The jury was composed of Alberto Zúñiga, Luis Ángel Castro, Willie Flores, Pigo Maffioli, Marvin Araya, and Mario Campos. Before the event, the jury disqualified the song "Como un jilguero" because its composers had informed the competition organizers that they were going to register it in another contest.

The winner was the song "Vendiendo ilusiones", written by Edwin Bonillas Rojas, and performed by Ana Yancy Contreras and Luis Duvalier Quirós.
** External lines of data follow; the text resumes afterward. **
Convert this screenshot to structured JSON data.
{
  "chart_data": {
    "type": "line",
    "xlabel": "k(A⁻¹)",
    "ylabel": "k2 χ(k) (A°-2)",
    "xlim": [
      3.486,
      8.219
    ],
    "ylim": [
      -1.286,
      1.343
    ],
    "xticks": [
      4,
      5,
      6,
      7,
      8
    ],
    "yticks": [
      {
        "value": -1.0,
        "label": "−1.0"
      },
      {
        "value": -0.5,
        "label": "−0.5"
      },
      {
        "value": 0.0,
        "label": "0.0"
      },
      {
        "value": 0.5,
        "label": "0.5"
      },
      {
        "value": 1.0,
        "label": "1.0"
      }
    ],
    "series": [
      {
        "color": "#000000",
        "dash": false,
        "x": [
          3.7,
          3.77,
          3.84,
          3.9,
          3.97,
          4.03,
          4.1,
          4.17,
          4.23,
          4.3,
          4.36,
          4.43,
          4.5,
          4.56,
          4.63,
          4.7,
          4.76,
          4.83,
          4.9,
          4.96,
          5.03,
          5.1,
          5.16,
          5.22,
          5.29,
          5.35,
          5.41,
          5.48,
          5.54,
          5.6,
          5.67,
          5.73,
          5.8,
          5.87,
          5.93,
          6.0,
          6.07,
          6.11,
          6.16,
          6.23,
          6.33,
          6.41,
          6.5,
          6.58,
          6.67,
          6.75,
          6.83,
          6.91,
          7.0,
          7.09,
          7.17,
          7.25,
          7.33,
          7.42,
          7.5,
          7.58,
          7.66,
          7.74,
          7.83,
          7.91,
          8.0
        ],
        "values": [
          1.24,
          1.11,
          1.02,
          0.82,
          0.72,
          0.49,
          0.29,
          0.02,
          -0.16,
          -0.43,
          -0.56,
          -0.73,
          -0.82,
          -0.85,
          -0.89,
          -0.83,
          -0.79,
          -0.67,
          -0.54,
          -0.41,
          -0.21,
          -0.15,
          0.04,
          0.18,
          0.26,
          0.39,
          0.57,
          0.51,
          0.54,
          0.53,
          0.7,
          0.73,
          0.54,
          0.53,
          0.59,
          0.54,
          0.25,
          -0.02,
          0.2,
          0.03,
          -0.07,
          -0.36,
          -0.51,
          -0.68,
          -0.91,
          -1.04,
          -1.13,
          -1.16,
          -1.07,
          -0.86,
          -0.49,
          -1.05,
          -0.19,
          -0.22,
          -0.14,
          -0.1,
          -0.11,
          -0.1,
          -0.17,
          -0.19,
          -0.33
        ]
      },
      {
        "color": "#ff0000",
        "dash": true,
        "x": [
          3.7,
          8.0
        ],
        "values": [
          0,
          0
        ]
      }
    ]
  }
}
Result of the National OTI Festival – Costa Rica 1998
| R/O | Song | Artist | Result |
|---|---|---|---|
| 1 | "Yo te miro" | Eduardo Alonso Vargas | —N/a |
| 2 | "Mujer" | Javier Orias | —N/a |
| 3 | "Amores pasajeros" | Bernal Gutiérrez | —N/a |
| 4 | "Sentimiento puro" | Natalia Ramírez | —N/a |
| 5 | "Solo por la esperanza" | José Francisco Castro | —N/a |
| 6 | "Vendiendo ilusiones" | Ana Yancy Contreras and Luis Duvalier Quirós | 1 |

== At the OTI Festival ==
On 13–14 November 1998, the OTI Festival was held at the Teatro Nacional in San José, hosted by Representaciones Televisivas (Repretel), and broadcast live throughout Ibero-America. As the host country, Costa Rica had a guaranteed place in the final; where Ana Yancy Contreras and Luis Duvalier Quirós performed "Vendiendo ilusiones" in position 4, with Carlos Guzmán conducting the event's orchestra. At the end, only the top three places were announced, and the Costa Rican entry was not one of them, remaining with the title of finalist.

Repretel broadcast both shows of the festival live on Canal 6 and Canal 9.